Qualcuno aveva messo a tacere tutto. Nella campagna di Inverness si cercava un uomo accusato di aver ucciso quattro persone i cui corpi erano stati trovati in un bosco nella periferia della città: non vi erano foto segnaletiche o sospetti. Erano riusciti a far perder le loro tracce. Giunti ad Oslo, in clandestinità, attraversando la Danimarca, fino a giungere senza complicazioni la Germania. In patria Gheorge poteva contare su amici fidati e sull’appoggio dei loro mandanti che, oltre alla protezione, gli fornirono un modernissimo laboratorio e un’equipe di abili ricercatori. In un anno di ricerche, nascosti nella periferia di Dresda, Gheorge aveva condotto nuovi esperimenti prendendo spunto dagli appunti scritti nei libri dei Redmought, riuscendo a perfezionare la formula. I risultati furono eccezionali: la rigenerazione dei tessuti si era espansa alle cellule portando a un progressivo ringiovanimento sia estetico che organico. Gheorge con l’uso costante del siero ringiovanì. Completata la sperimentazione Gheorge aveva ceduto i suoi segreti in cambio di due conti in svizzera e di due nuove identità. Lasciarono l’Europa decisi a non tornare mai più, e partirono per Acapulco.

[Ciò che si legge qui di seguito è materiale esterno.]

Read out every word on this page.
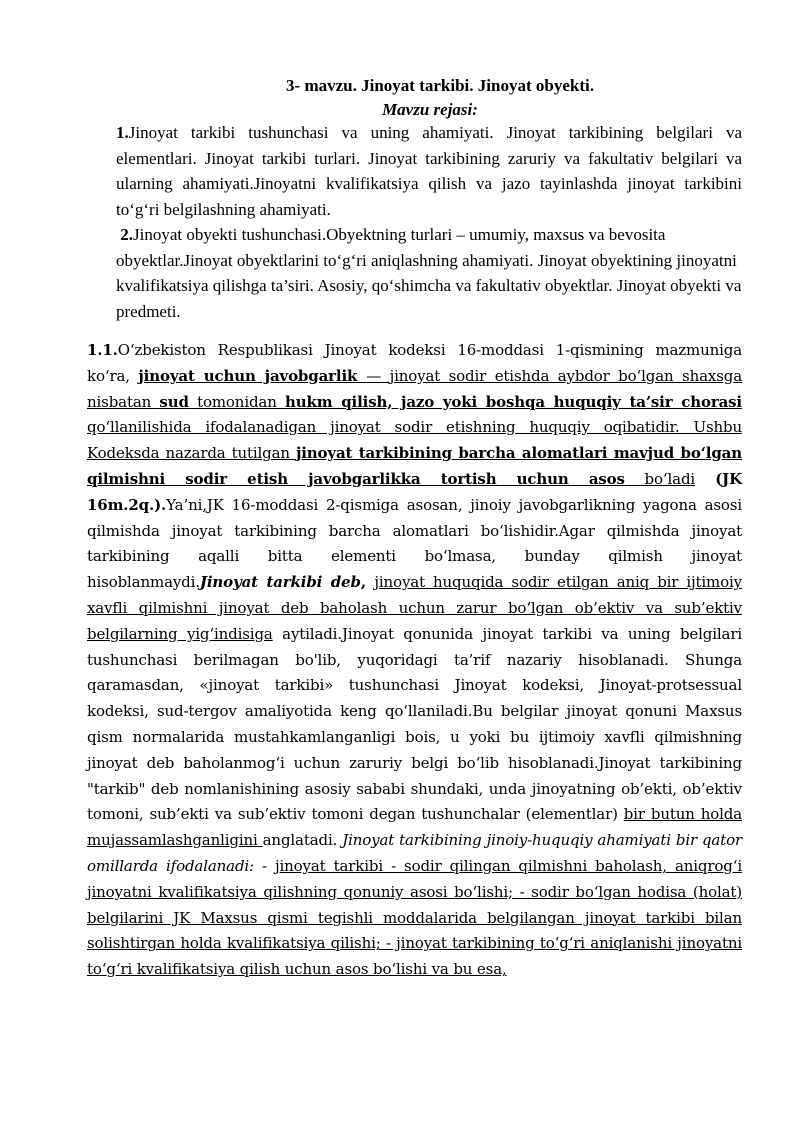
3- mavzu. Jinoyat tarkibi. Jinoyat obyekti.
Mavzu rejasi:
1.Jinoyat tarkibi tushunchasi va uning ahamiyati. Jinoyat tarkibining belgilari va elementlari. Jinoyat tarkibi turlari. Jinoyat tarkibining zaruriy va fakultativ belgilari va ularning ahamiyati.Jinoyatni kvalifikatsiya qilish va jazo tayinlashda jinoyat tarkibini to‘g‘ri belgilashning ahamiyati.
2.Jinoyat obyekti tushunchasi.Obyektning turlari – umumiy, maxsus va bevosita obyektlar.Jinoyat obyektlarini to‘g‘ri aniqlashning ahamiyati. Jinoyat obyektining jinoyatni kvalifikatsiya qilishga ta’siri. Asosiy, qo‘shimcha va fakultativ obyektlar. Jinoyat obyekti va predmeti.
1.1.O‘zbekiston Respublikasi Jinoyat kodeksi 16-moddasi 1-qismining mazmuniga ko‘ra, jinoyat uchun javobgarlik — jinoyat sodir etishda aybdor bo‘lgan shaxsga nisbatan sud tomonidan hukm qilish, jazo yoki boshqa huquqiy ta’sir chorasi qo‘llanilishida ifodalanadigan jinoyat sodir etishning huquqiy oqibatidir. Ushbu Kodeksda nazarda tutilgan jinoyat tarkibining barcha alomatlari mavjud bo‘lgan qilmishni sodir etish javobgarlikka tortish uchun asos bo‘ladi (JK 16m.2q.).Ya’ni,JK 16-moddasi 2-qismiga asosan, jinoiy javobgarlikning yagona asosi qilmishda jinoyat tarkibining barcha alomatlari bo‘lishidir.Agar qilmishda jinoyat tarkibining aqalli bitta elementi bo‘lmasa, bunday qilmish jinoyat hisoblanmaydi.Jinoyat tarkibi deb, jinoyat huquqida sodir etilgan aniq bir ijtimoiy xavfli qilmishni jinoyat deb baholash uchun zarur bo‘lgan ob’ektiv va sub’ektiv belgilarning yig‘indisiga aytiladi.Jinoyat qonunida jinoyat tarkibi va uning belgilari tushunchasi berilmagan bo'lib, yuqoridagi ta’rif nazariy hisoblanadi. Shunga qaramasdan, «jinoyat tarkibi» tushunchasi Jinoyat kodeksi, Jinoyat-protsessual kodeksi, sud-tergov amaliyotida keng qo‘llaniladi.Bu belgilar jinoyat qonuni Maxsus qism normalarida mustahkamlanganligi bois, u yoki bu ijtimoiy xavfli qilmishning jinoyat deb baholanmog‘i uchun zaruriy belgi bo‘lib hisoblanadi.Jinoyat tarkibining "tarkib" deb nomlanishining asosiy sababi shundaki, unda jinoyatning ob’ekti, ob’ektiv tomoni, sub’ekti va sub’ektiv tomoni degan tushunchalar (elementlar) bir butun holda mujassamlashganligini anglatadi. Jinoyat tarkibining jinoiy-huquqiy ahamiyati bir qator omillarda ifodalanadi: - jinoyat tarkibi - sodir qilingan qilmishni baholash, aniqrog‘i jinoyatni kvalifikatsiya qilishning qonuniy asosi bo‘lishi; - sodir bo‘lgan hodisa (holat) belgilarini JK Maxsus qismi tegishli moddalarida belgilangan jinoyat tarkibi bilan solishtirgan holda kvalifikatsiya qilishi; - jinoyat tarkibining to‘g‘ri aniqlanishi jinoyatni to‘g‘ri kvalifikatsiya qilish uchun asos bo‘lishi va bu esa,
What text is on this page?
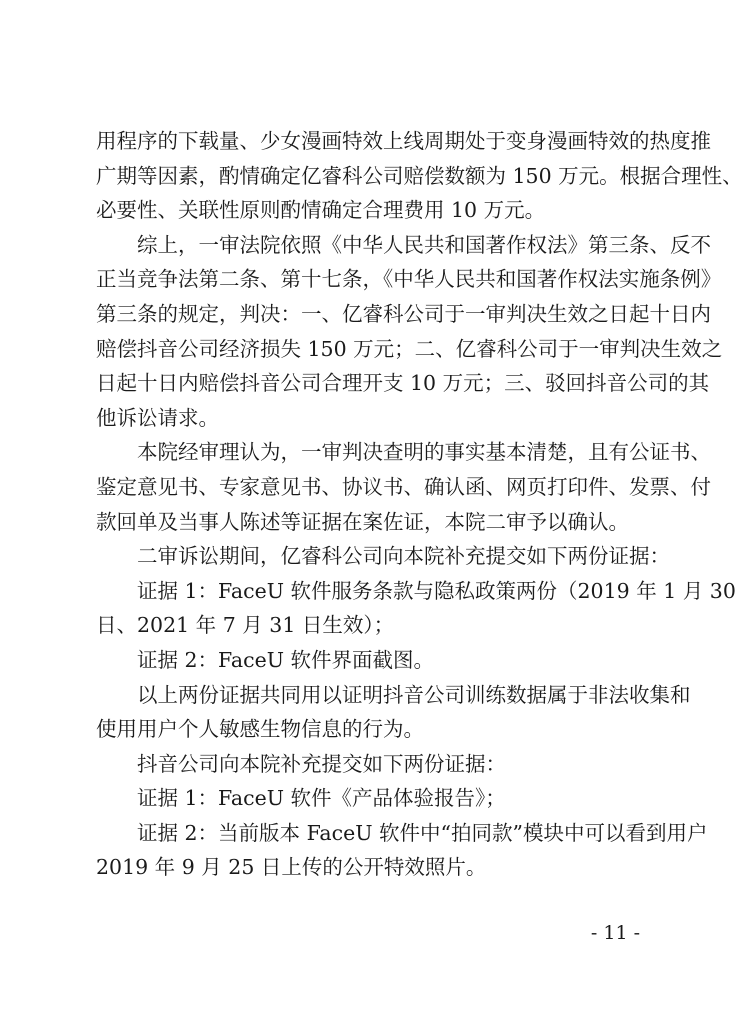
用程序的下载量、少女漫画特效上线周期处于变身漫画特效的热度推
广期等因素，酌情确定亿睿科公司赔偿数额为 150 万元。根据合理性、
必要性、关联性原则酌情确定合理费用 10 万元。
　　综上，一审法院依照《中华人民共和国著作权法》第三条、反不
正当竞争法第二条、第十七条，《中华人民共和国著作权法实施条例》
第三条的规定，判决：一、亿睿科公司于一审判决生效之日起十日内
赔偿抖音公司经济损失 150 万元；二、亿睿科公司于一审判决生效之
日起十日内赔偿抖音公司合理开支 10 万元；三、驳回抖音公司的其
他诉讼请求。
　　本院经审理认为，一审判决查明的事实基本清楚，且有公证书、
鉴定意见书、专家意见书、协议书、确认函、网页打印件、发票、付
款回单及当事人陈述等证据在案佐证，本院二审予以确认。
　　二审诉讼期间，亿睿科公司向本院补充提交如下两份证据：
　　证据 1：FaceU 软件服务条款与隐私政策两份（2019 年 1 月 30
日、2021 年 7 月 31 日生效）；
　　证据 2：FaceU 软件界面截图。
　　以上两份证据共同用以证明抖音公司训练数据属于非法收集和
使用用户个人敏感生物信息的行为。
　　抖音公司向本院补充提交如下两份证据：
　　证据 1：FaceU 软件《产品体验报告》；
　　证据 2：当前版本 FaceU 软件中“拍同款”模块中可以看到用户
2019 年 9 月 25 日上传的公开特效照片。
- 11 -
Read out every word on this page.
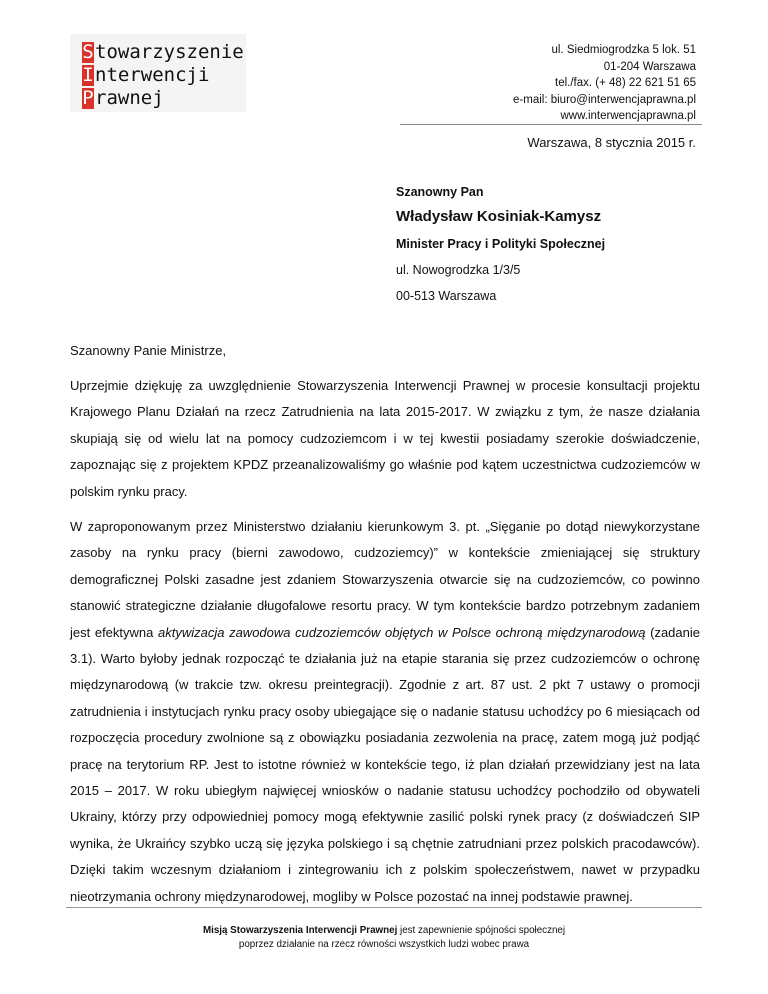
Stowarzyszenie
Interwencji
Prawnej
ul. Siedmiogrodzka 5 lok. 51
01-204 Warszawa
tel./fax. (+ 48) 22 621 51 65
e-mail: biuro@interwencjaprawna.pl
www.interwencjaprawna.pl
Warszawa, 8 stycznia 2015 r.
Szanowny Pan
Władysław Kosiniak-Kamysz
Minister Pracy i Polityki Społecznej
ul. Nowogrodzka 1/3/5
00-513 Warszawa
Szanowny Panie Ministrze,
Uprzejmie dziękuję za uwzględnienie Stowarzyszenia Interwencji Prawnej w procesie konsultacji projektu Krajowego Planu Działań na rzecz Zatrudnienia na lata 2015-2017. W związku z tym, że nasze działania skupiają się od wielu lat na pomocy cudzoziemcom i w tej kwestii posiadamy szerokie doświadczenie, zapoznając się z projektem KPDZ przeanalizowaliśmy go właśnie pod kątem uczestnictwa cudzoziemców w polskim rynku pracy.
W zaproponowanym przez Ministerstwo działaniu kierunkowym 3. pt. „Sięganie po dotąd niewykorzystane zasoby na rynku pracy (bierni zawodowo, cudzoziemcy)” w kontekście zmieniającej się struktury demograficznej Polski zasadne jest zdaniem Stowarzyszenia otwarcie się na cudzoziemców, co powinno stanowić strategiczne działanie długofalowe resortu pracy. W tym kontekście bardzo potrzebnym zadaniem jest efektywna aktywizacja zawodowa cudzoziemców objętych w Polsce ochroną międzynarodową (zadanie 3.1). Warto byłoby jednak rozpocząć te działania już na etapie starania się przez cudzoziemców o ochronę międzynarodową (w trakcie tzw. okresu preintegracji). Zgodnie z art. 87 ust. 2 pkt 7 ustawy o promocji zatrudnienia i instytucjach rynku pracy osoby ubiegające się o nadanie statusu uchodźcy po 6 miesiącach od rozpoczęcia procedury zwolnione są z obowiązku posiadania zezwolenia na pracę, zatem mogą już podjąć pracę na terytorium RP. Jest to istotne również w kontekście tego, iż plan działań przewidziany jest na lata 2015 – 2017. W roku ubiegłym najwięcej wniosków o nadanie statusu uchodźcy pochodziło od obywateli Ukrainy, którzy przy odpowiedniej pomocy mogą efektywnie zasilić polski rynek pracy (z doświadczeń SIP wynika, że Ukraińcy szybko uczą się języka polskiego i są chętnie zatrudniani przez polskich pracodawców). Dzięki takim wczesnym działaniom i zintegrowaniu ich z polskim społeczeństwem, nawet w przypadku nieotrzymania ochrony międzynarodowej, mogliby w Polsce pozostać na innej podstawie prawnej.
Misją Stowarzyszenia Interwencji Prawnej jest zapewnienie spójności społecznej
poprzez działanie na rzecz równości wszystkich ludzi wobec prawa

La ragazza che lo fissava distolse Tony dai suo pensieri.
“Che ne dici ci facciamo un bagno?”
“Se sei tu a chiedermelo tesoro non posso di certo rifiutare”
La ragazze lo prese per mano e, insieme si tuffarono in piscina.
Uscito dall’acqua Tony guardò il cielo, limpido e sereno di Acapulco.
Era finalmente libero e l’unica cosa che gli rimaneva da fare era vivere.